With increased marijuana legalization, more benefits of medical marijuana use have been registered. There are also numerous studies on the effect of cannabis on sperm count, especially in western countries where infertility issues are rampant.
While some studies show that male marijuana smokers have a higher sperm count than non-smokers, a Journal Human Reproduction published-report cautions men against jumping on the marijuana smoking bandwagon to increase their sperm count.
There is still need for more investigations to establish how marijuana use affects sperm count.
Effects of Marijuana on Sperms
The effect of marijuana on sperms varies depending on the intensity of use. The research established that heavy marijuana users have a lesser sperm count.
Men who smoke cannabis at least one time a week have 30% fewer sperms.
The investigation enlisted about 662 men. Tests were done at the Fertility Clinic in Massachusetts General Hospital using 1143 sperm and 317 blood samples.
Only 11% of these men were current smokers. 55% of the men had been users at some point in their lives, while 44 percent weren’t users at the time.
Participating men filled questionnaires that would help at establishing whether they were frequent marijuana users or not.
Investigation results concluded that marijuana smokers have a higher sperm count than nonsmokers.
Every milliliter of semen from smokers had about 63 million sperms, while non-smokers recorded 43 million sperms per sample.
Only 5% of the men recorded less than 15 million sperms per milliliter sample. 12% of participants who had never smoked weed recorded a sperm count below this level.
Interestingly, the sperm count of marijuana users was noted to increase each year.
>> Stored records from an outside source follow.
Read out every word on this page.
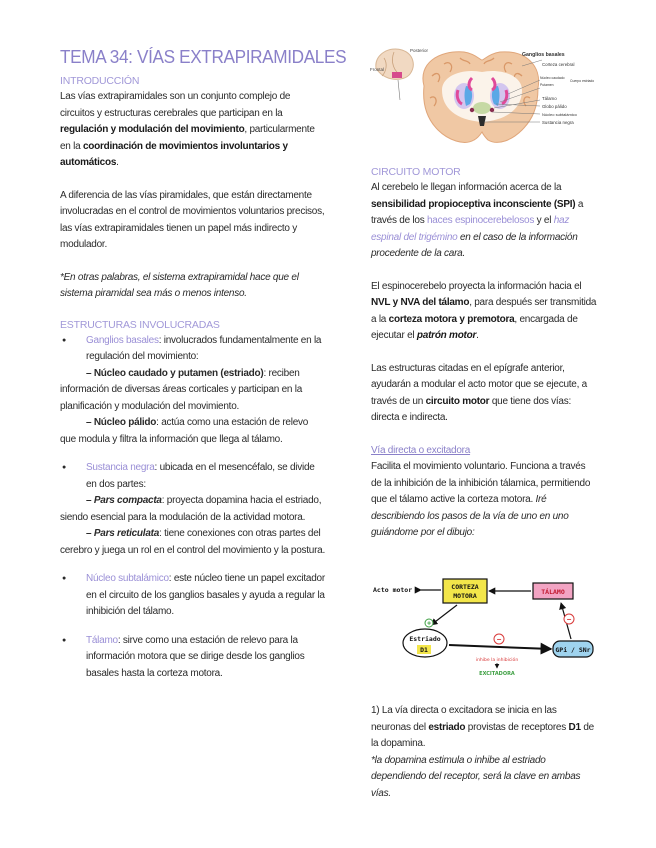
TEMA 34: VÍAS EXTRAPIRAMIDALES
INTRODUCCIÓN

Las vías extrapiramidales son un conjunto complejo de circuitos y estructuras cerebrales que participan en la regulación y modulación del movimiento, particularmente en la coordinación de movimientos involuntarios y automáticos.

A diferencia de las vías piramidales, que están directamente involucradas en el control de movimientos voluntarios precisos, las vías extrapiramidales tienen un papel más indirecto y modulador.

*En otras palabras, el sistema extrapiramidal hace que el sistema piramidal sea más o menos intenso.

ESTRUCTURAS INVOLUCRADAS
● Ganglios basales: involucrados fundamentalmente en la regulación del movimiento:

– Núcleo caudado y putamen (estriado): reciben información de diversas áreas corticales y participan en la planificación y modulación del movimiento.

– Núcleo pálido: actúa como una estación de relevo que modula y filtra la información que llega al tálamo.

● Sustancia negra: ubicada en el mesencéfalo, se divide en dos partes:

– Pars compacta: proyecta dopamina hacia el estriado, siendo esencial para la modulación de la actividad motora.

– Pars reticulata: tiene conexiones con otras partes del cerebro y juega un rol en el control del movimiento y la postura.

● Núcleo subtalámico: este núcleo tiene un papel excitador en el circuito de los ganglios basales y ayuda a regular la inhibición del tálamo.
● Tálamo: sirve como una estación de relevo para la información motora que se dirige desde los ganglios basales hasta la corteza motora.
Posterior
Frontal
Ganglios basales
Corteza cerebral
Núcleo caudado
Putamen
Cuerpo estriado
Tálamo
Globo pálido
Núcleo subtalámico
Sustancia negra
CIRCUITO MOTOR

Al cerebelo le llegan información acerca de la sensibilidad propioceptiva inconsciente (SPI) a través de los haces espinocerebelosos y el haz espinal del trigémino en el caso de la información procedente de la cara.

El espinocerebelo proyecta la información hacia el NVL y NVA del tálamo, para después ser transmitida a la corteza motora y premotora, encargada de ejecutar el patrón motor.

Las estructuras citadas en el epígrafe anterior, ayudarán a modular el acto motor que se ejecute, a través de un circuito motor que tiene dos vías: directa e indirecta.

Vía directa o excitadora

Facilita el movimiento voluntario. Funciona a través de la inhibición de la inhibición tálamica, permitiendo que el tálamo active la corteza motora. Iré describiendo los pasos de la vía de uno en uno guiándome por el dibujo:

Acto motor	CORTEZA
MOTORA	TÁLAMO
+
Estriado
D1
−
inhibe la inhibición
EXCITADORA
GPi / SNr
−

1) La vía directa o excitadora se inicia en las neuronas del estriado provistas de receptores D1 de la dopamina.

*la dopamina estimula o inhibe al estriado dependiendo del receptor, será la clave en ambas vías.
Frequent smokers also registered higher testosterone levels than non-smokers.
Effects of Varying Marijuana Dosage
According to the study, men who took cannabis in moderate doses experienced a sperm increase and had minimal fertility issues.
However, the sperm count of heavy smokers decreased every year. An increase in fertility problems was also noted.
Loopholes in the Research
There were shortfalls associated with the research. Most visibly, the results can't be generalized to the whole population since the research exclusively involved subjects who used to visit the fertility clinic.
Secondly, men told of their use of marijuana by themselves – they could have lied.
Experts agree that there is need to conduct more investigations to link sperm count and the use of marijuana.